Indirect Labor - Quality - Quality Engineer
MME group Inc. · Vadnais Heights, MN · 4 wk ago
Quality AssuranceFull-time
Primary Responsibilities
- Supports development and sustaining quality activities for assigned programs, including part validation, qualification, and ongoing compliance.
- Participates in the organization’s Stage-Gate approach to product realization.
- Sets up and executes validation activities, including IQ, OQ, and PQ protocols and reports, as directed.
- Carries out quality planning activities including Process Flow Diagrams, Process FMEAs, and Control Plans.
- Prepares work instructions and inspection instructions.
- Acts as the primary quality contact for assigned customers, supporting customer quality concerns, investigations, and corrective actions.
- Supports the creation and management of CAPAs, SCARs, RMAs, and sustaining programs.
- Serves on the internal audit team and leads customer audits for assigned programs and products, including audit preparation, participation, documentation, and coordination of responses and corrective actions, while supporting ISO 13485 and regulatory audits as assigned.
- Drives continuous improvement by analyzing quality data, identifying trends, and partnering with cross-functional teams to improve product and process performance.

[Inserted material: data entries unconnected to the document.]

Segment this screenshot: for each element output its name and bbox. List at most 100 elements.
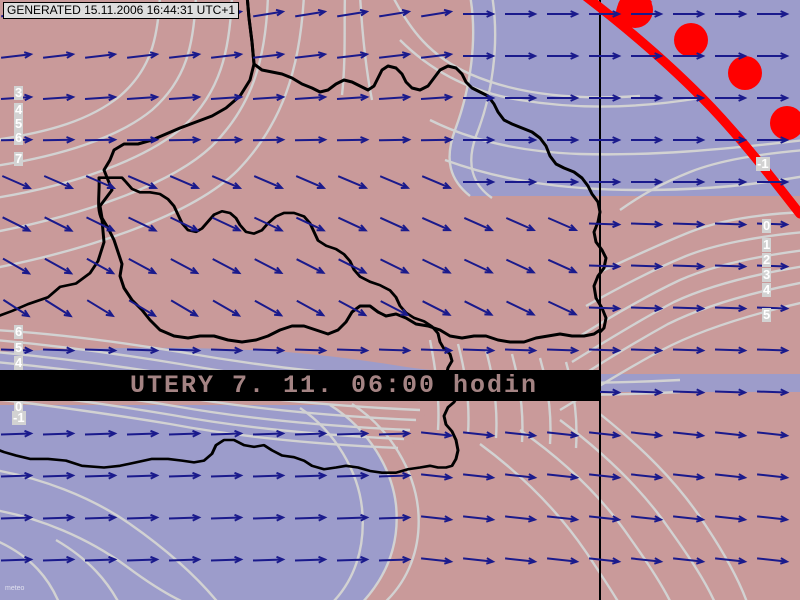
wind-arrow-head xyxy=(24,513,34,522)
wind-arrow-head xyxy=(486,10,496,18)
wind-arrow xyxy=(126,138,158,142)
wind-arrow-head xyxy=(528,346,538,355)
wind-arrow-head xyxy=(232,182,243,189)
wind-arrow-head xyxy=(654,346,664,355)
wind-arrow xyxy=(84,516,116,520)
wind-arrow xyxy=(379,175,409,189)
wind-arrow xyxy=(294,558,326,562)
wind-arrow-head xyxy=(484,266,494,274)
wind-arrow xyxy=(714,390,746,394)
wind-arrow xyxy=(252,96,284,100)
wind-arrow xyxy=(210,432,242,436)
wind-arrow xyxy=(672,557,704,563)
wind-arrow-head xyxy=(444,136,454,144)
wind-arrow xyxy=(672,306,704,310)
wind-arrow-head xyxy=(738,52,748,60)
wind-arrow-head xyxy=(107,51,118,59)
wind-arrow-head xyxy=(737,515,748,523)
wind-arrow-head xyxy=(780,94,790,102)
wind-arrow-head xyxy=(612,346,622,355)
wind-arrow-head xyxy=(485,431,496,439)
wind-arrow xyxy=(756,515,788,521)
wind-arrow-head xyxy=(189,309,199,317)
wind-arrow-head xyxy=(24,471,34,480)
wind-arrow xyxy=(210,516,242,520)
wind-arrow xyxy=(0,348,32,352)
wind-arrow-head xyxy=(24,93,34,102)
wind-arrow-head xyxy=(612,220,622,229)
wind-arrow-head xyxy=(570,178,580,186)
wind-arrow xyxy=(42,348,74,352)
wind-arrow xyxy=(462,473,494,479)
wind-arrow-head xyxy=(106,224,116,232)
wind-arrow xyxy=(714,473,746,479)
wind-arrow-head xyxy=(275,51,286,59)
wind-arrow xyxy=(378,516,410,520)
wind-arrow xyxy=(170,299,198,317)
wind-arrow xyxy=(546,557,578,563)
wind-arrow-head xyxy=(63,309,73,318)
wind-arrow-head xyxy=(274,182,285,189)
wind-arrow-head xyxy=(402,346,412,355)
wind-arrow-head xyxy=(150,555,160,564)
wind-arrow-head xyxy=(779,557,790,565)
wind-arrow-head xyxy=(568,266,578,274)
wind-arrow-head xyxy=(275,8,286,17)
wind-arrow xyxy=(128,216,156,232)
wind-arrow xyxy=(378,96,410,100)
wind-arrow-head xyxy=(612,52,622,60)
wind-arrow-head xyxy=(527,473,538,481)
wind-arrow xyxy=(168,432,200,436)
wind-arrow-head xyxy=(66,429,76,438)
wind-arrow xyxy=(336,138,368,142)
wind-arrow xyxy=(756,557,788,563)
wind-arrow-head xyxy=(780,10,790,18)
wind-arrow-head xyxy=(359,8,370,17)
wind-arrow-head xyxy=(569,557,580,565)
wind-arrow-head xyxy=(780,346,790,355)
wind-arrow-head xyxy=(401,8,412,17)
wind-arrow xyxy=(630,431,662,437)
wind-arrow-head xyxy=(318,513,328,522)
wind-arrow-head xyxy=(231,309,242,317)
wind-arrow xyxy=(588,306,620,310)
wind-arrow xyxy=(336,96,368,100)
wind-arrow xyxy=(378,432,410,436)
wind-arrow xyxy=(294,474,326,478)
wind-arrow xyxy=(2,299,30,317)
wind-arrow xyxy=(211,216,241,232)
wind-arrow xyxy=(672,473,704,479)
wind-arrow-head xyxy=(66,346,76,355)
wind-arrow-head xyxy=(192,93,202,102)
wind-arrow-head xyxy=(400,308,410,317)
wind-arrow xyxy=(380,300,408,316)
wind-arrow xyxy=(84,138,116,142)
wind-arrow xyxy=(378,53,410,59)
wind-arrow-head xyxy=(738,178,748,186)
wind-arrow-head xyxy=(401,51,412,59)
wind-arrow xyxy=(126,432,158,436)
wind-arrow-head xyxy=(738,136,748,144)
wind-arrow-head xyxy=(360,136,370,144)
wind-arrow-head xyxy=(569,473,580,481)
wind-arrow-head xyxy=(738,10,748,18)
wind-arrow-head xyxy=(653,515,664,523)
wind-arrow-head xyxy=(360,513,370,522)
wind-arrow xyxy=(588,515,620,521)
wind-arrow xyxy=(630,390,662,394)
wind-arrow xyxy=(252,474,284,478)
wind-arrow-head xyxy=(653,557,664,565)
wind-arrow xyxy=(338,258,366,274)
wind-arrow xyxy=(630,264,662,268)
wind-arrow-head xyxy=(696,136,706,144)
wind-arrow-head xyxy=(64,267,74,275)
wind-arrow-head xyxy=(108,429,118,438)
wind-arrow xyxy=(422,258,450,274)
wind-arrow-head xyxy=(696,220,706,229)
wind-arrow xyxy=(756,222,788,226)
wind-arrow xyxy=(462,557,494,563)
wind-arrow xyxy=(672,515,704,521)
wind-arrow-head xyxy=(779,431,790,439)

- Drive continuous improvement in manufacturing by using Lean/Six Sigma tools and production data to reduce defects, scrap, rework, and customer complaints.
- Leads cross-functional problem-solving events (8D, DMAIC, A3), perform root cause analysis, and implement effective, sustainable CAPA for chronic quality and production issues.

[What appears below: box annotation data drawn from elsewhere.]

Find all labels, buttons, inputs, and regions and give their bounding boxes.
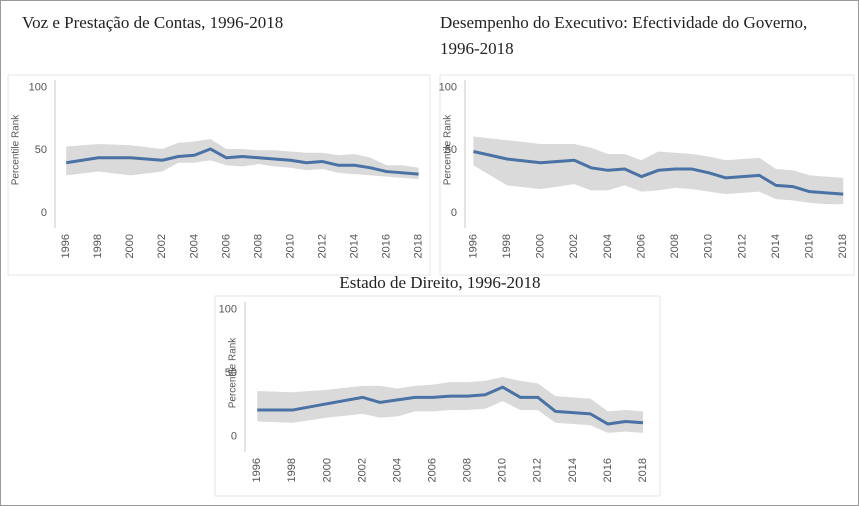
x-tick-label: 1996 xyxy=(60,234,72,258)
x-tick-label: 2010 xyxy=(703,234,715,258)
x-tick-label: 2014 xyxy=(770,234,782,258)
x-tick-label: 2018 xyxy=(412,234,424,258)
y-tick-label: 50 xyxy=(445,144,457,156)
x-tick-label: 2018 xyxy=(637,458,649,482)
x-tick-label: 2006 xyxy=(220,234,232,258)
x-tick-label: 1996 xyxy=(467,234,479,258)
x-tick-label: 1996 xyxy=(251,458,263,482)
x-tick-label: 2016 xyxy=(380,234,392,258)
line xyxy=(473,150,844,196)
x-tick-label: 2012 xyxy=(316,234,328,258)
y-tick-label: 0 xyxy=(41,207,47,219)
x-tick-label: 2006 xyxy=(427,458,439,482)
x-tick-label: 2012 xyxy=(532,458,544,482)
line xyxy=(65,147,419,176)
y-axis-label: Percentile Rank xyxy=(11,114,22,186)
x-tick-label: 2000 xyxy=(321,458,333,482)
confidence-band xyxy=(257,377,643,433)
x-tick-label: 2016 xyxy=(602,458,614,482)
y-tick-label: 50 xyxy=(35,144,47,156)
x-tick-label: 2004 xyxy=(602,234,614,258)
x-tick-label: 2008 xyxy=(252,234,264,258)
x-tick-label: 2006 xyxy=(635,234,647,258)
y-tick-label: 100 xyxy=(29,81,47,93)
x-tick-label: 2012 xyxy=(736,234,748,258)
x-tick-label: 2014 xyxy=(348,234,360,258)
x-tick-label: 2018 xyxy=(837,234,849,258)
chart-frame xyxy=(7,74,431,276)
x-tick-label: 1998 xyxy=(501,234,513,258)
y-tick-label: 0 xyxy=(451,207,457,219)
chart-frame xyxy=(214,295,661,497)
chart-frame xyxy=(439,74,855,276)
x-tick-label: 2002 xyxy=(156,234,168,258)
x-tick-label: 2000 xyxy=(535,234,547,258)
y-axis-label: Percentile Rank xyxy=(228,337,239,409)
x-tick-label: 1998 xyxy=(286,458,298,482)
line xyxy=(257,385,644,426)
chart-title: Estado de Direito, 1996-2018 xyxy=(339,273,541,292)
x-tick-label: 2008 xyxy=(669,234,681,258)
x-tick-label: 2016 xyxy=(804,234,816,258)
x-tick-label: 2004 xyxy=(391,458,403,482)
x-tick-label: 2014 xyxy=(567,458,579,482)
y-axis-label: Percentile Rank xyxy=(443,114,454,186)
x-tick-label: 2004 xyxy=(188,234,200,258)
y-tick-label: 100 xyxy=(219,304,237,316)
chart-title: Voz e Prestação de Contas, 1996-2018 xyxy=(22,13,284,32)
x-tick-label: 2000 xyxy=(124,234,136,258)
confidence-band xyxy=(66,138,419,180)
y-tick-label: 50 xyxy=(225,367,237,379)
x-tick-label: 1998 xyxy=(92,234,104,258)
chart-title: Desempenho do Executivo: Efectividade do… xyxy=(440,13,808,58)
x-tick-label: 2008 xyxy=(462,458,474,482)
y-tick-label: 100 xyxy=(439,81,457,93)
x-tick-label: 2002 xyxy=(356,458,368,482)
x-tick-label: 2010 xyxy=(284,234,296,258)
x-tick-label: 2002 xyxy=(568,234,580,258)
y-tick-label: 0 xyxy=(231,431,237,443)
x-tick-label: 2010 xyxy=(497,458,509,482)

- Partner with Production, Engineering, and Processing to standardize improved methods, update control plans and work instructions, and ensure process adherence on the shop floor.
- Coach and train operators, technicians, and supervisors in basic quality tools, standard work, and problem-solving methods to strengthen a culture of continuous improvement.

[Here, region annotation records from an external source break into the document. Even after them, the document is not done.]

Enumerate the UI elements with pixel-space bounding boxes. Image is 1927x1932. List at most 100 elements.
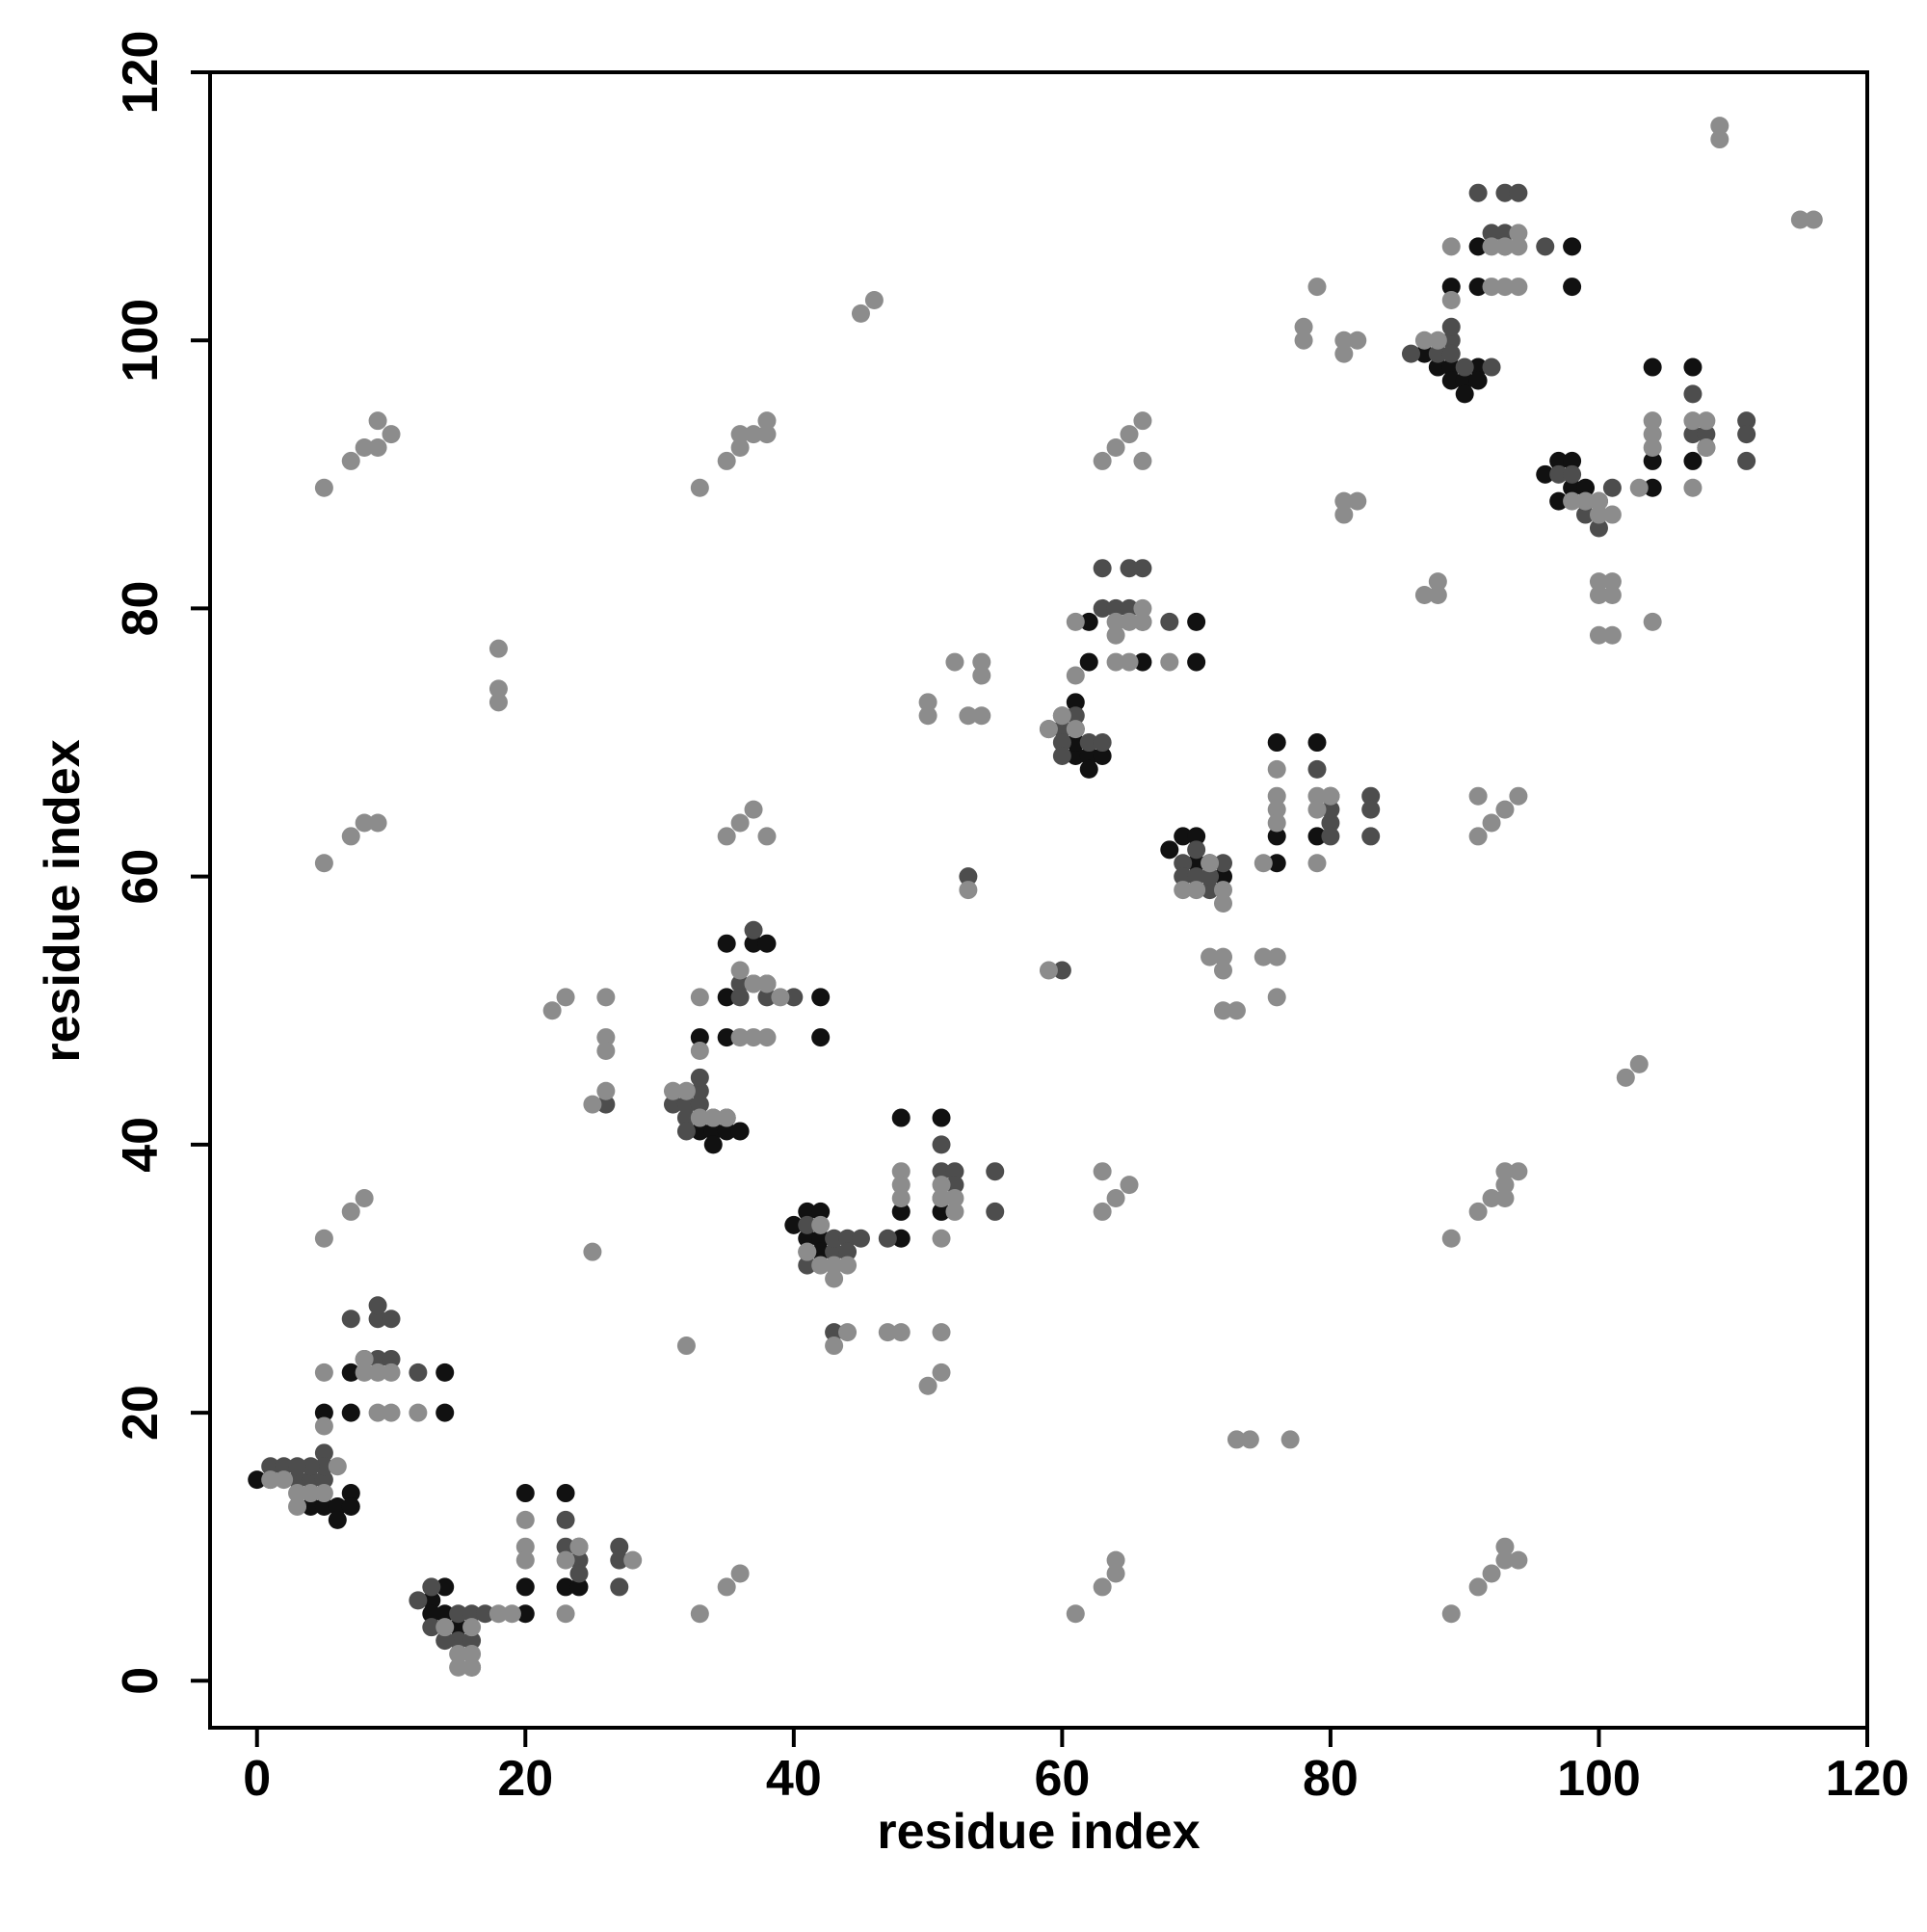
data-point bbox=[1321, 813, 1340, 833]
data-point bbox=[1602, 505, 1622, 524]
y-tick-label: 100 bbox=[113, 299, 169, 383]
data-point bbox=[1482, 224, 1501, 243]
data-point bbox=[314, 1416, 333, 1436]
data-point bbox=[825, 1337, 844, 1356]
data-point bbox=[462, 1644, 482, 1663]
data-point bbox=[382, 425, 401, 444]
data-point bbox=[355, 1363, 374, 1382]
data-point bbox=[838, 1323, 858, 1342]
data-point bbox=[1563, 464, 1582, 484]
data-point bbox=[1267, 827, 1286, 846]
data-point bbox=[1441, 237, 1461, 256]
data-point bbox=[1602, 478, 1622, 497]
data-point bbox=[1414, 586, 1434, 605]
data-point bbox=[1254, 947, 1273, 966]
data-point bbox=[744, 920, 763, 940]
data-point bbox=[1079, 746, 1098, 765]
data-point bbox=[690, 1081, 709, 1100]
data-point bbox=[288, 1484, 307, 1503]
data-point bbox=[1160, 840, 1179, 860]
data-point bbox=[368, 411, 387, 431]
data-point bbox=[1495, 1537, 1515, 1556]
data-point bbox=[811, 1242, 831, 1261]
data-point bbox=[986, 1202, 1005, 1221]
data-point bbox=[1052, 961, 1071, 980]
data-point bbox=[1267, 800, 1286, 819]
data-point bbox=[1643, 438, 1662, 458]
data-point bbox=[488, 679, 508, 699]
data-point bbox=[730, 1564, 750, 1583]
y-tick-label: 80 bbox=[113, 581, 169, 637]
data-point bbox=[515, 1550, 535, 1570]
data-point bbox=[1334, 505, 1354, 524]
data-point bbox=[1280, 1430, 1300, 1449]
data-point bbox=[1066, 706, 1085, 726]
data-point bbox=[690, 1068, 709, 1087]
data-point bbox=[811, 988, 831, 1007]
data-point bbox=[663, 1081, 682, 1100]
data-point bbox=[703, 1108, 723, 1127]
data-point bbox=[462, 1604, 482, 1624]
data-point bbox=[1441, 1604, 1461, 1624]
data-point bbox=[1174, 881, 1193, 900]
data-point bbox=[771, 988, 790, 1007]
data-point bbox=[1495, 1176, 1515, 1195]
data-point bbox=[1267, 947, 1286, 966]
data-point bbox=[1683, 478, 1703, 497]
x-tick-label: 100 bbox=[1557, 1751, 1641, 1807]
data-point bbox=[288, 1496, 307, 1516]
data-point bbox=[1589, 625, 1608, 645]
data-point bbox=[1589, 572, 1608, 592]
data-point bbox=[1629, 1054, 1649, 1073]
data-point bbox=[1066, 733, 1085, 753]
data-point bbox=[1120, 612, 1139, 631]
data-point bbox=[1482, 278, 1501, 297]
data-point bbox=[690, 1041, 709, 1060]
data-point bbox=[1616, 1068, 1635, 1087]
data-point bbox=[341, 1484, 360, 1503]
data-point bbox=[1441, 331, 1461, 350]
data-point bbox=[1710, 130, 1729, 149]
data-point bbox=[1334, 331, 1354, 350]
data-point bbox=[1441, 371, 1461, 390]
data-point bbox=[1227, 1430, 1246, 1449]
data-point bbox=[610, 1537, 629, 1556]
data-point bbox=[1267, 854, 1286, 873]
data-point bbox=[1643, 411, 1662, 431]
data-point bbox=[932, 1189, 951, 1208]
data-point bbox=[825, 1256, 844, 1275]
data-point bbox=[1348, 331, 1367, 350]
data-point bbox=[382, 1310, 401, 1329]
data-point bbox=[1187, 612, 1206, 631]
data-point bbox=[1106, 598, 1125, 618]
data-point bbox=[690, 478, 709, 497]
data-point bbox=[811, 1028, 831, 1047]
data-point bbox=[1052, 746, 1071, 765]
data-point bbox=[436, 1577, 455, 1597]
data-point bbox=[1629, 478, 1649, 497]
data-point bbox=[1468, 827, 1488, 846]
data-point bbox=[436, 1618, 455, 1637]
data-point bbox=[1187, 867, 1206, 887]
data-point bbox=[1120, 425, 1139, 444]
data-point bbox=[1468, 1577, 1488, 1597]
data-point bbox=[690, 1028, 709, 1047]
data-point bbox=[811, 1215, 831, 1234]
data-point bbox=[488, 693, 508, 712]
data-point bbox=[1120, 598, 1139, 618]
data-point bbox=[1052, 720, 1071, 739]
data-point bbox=[1697, 425, 1716, 444]
data-point bbox=[690, 1604, 709, 1624]
data-point bbox=[1307, 759, 1327, 779]
data-point bbox=[1602, 572, 1622, 592]
data-point bbox=[314, 1484, 333, 1503]
data-point bbox=[368, 1296, 387, 1315]
data-point bbox=[1093, 451, 1112, 470]
data-point bbox=[1213, 867, 1232, 887]
data-point bbox=[502, 1604, 521, 1624]
data-point bbox=[1468, 237, 1488, 256]
data-point bbox=[596, 1081, 616, 1100]
x-tick-label: 40 bbox=[766, 1751, 822, 1807]
data-point bbox=[1482, 1564, 1501, 1583]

- Drive NCR and MRB processes, driving investigation, disposition, risk assessment, corrective actions, and closure of nonconforming material issues.
Qualifications And Skill Requirements
- B.S Degree in Engineering or equivalent work experience required.
- 4+ years’ experience in a regulated manufacturing environment.
- Experience executing IQ, OQ, and PQ validation activities.
- Working knowledge of ISO 13485 and applicable FDA quality system requirements.
- Experience supporting customer audits and quality discussions.
- Strong root cause analysis and corrective action experience.
- Able to manage multiple projects concurrently.
- Strong understanding of print reading, cGMP/cGDP, GD&T, and cosmetic specifications.
- Experience with Epicor or similar ERP systems preferred.
- Experience with change control, revision control, and documentation.
- Valid identification and the ability to legally work in the United States.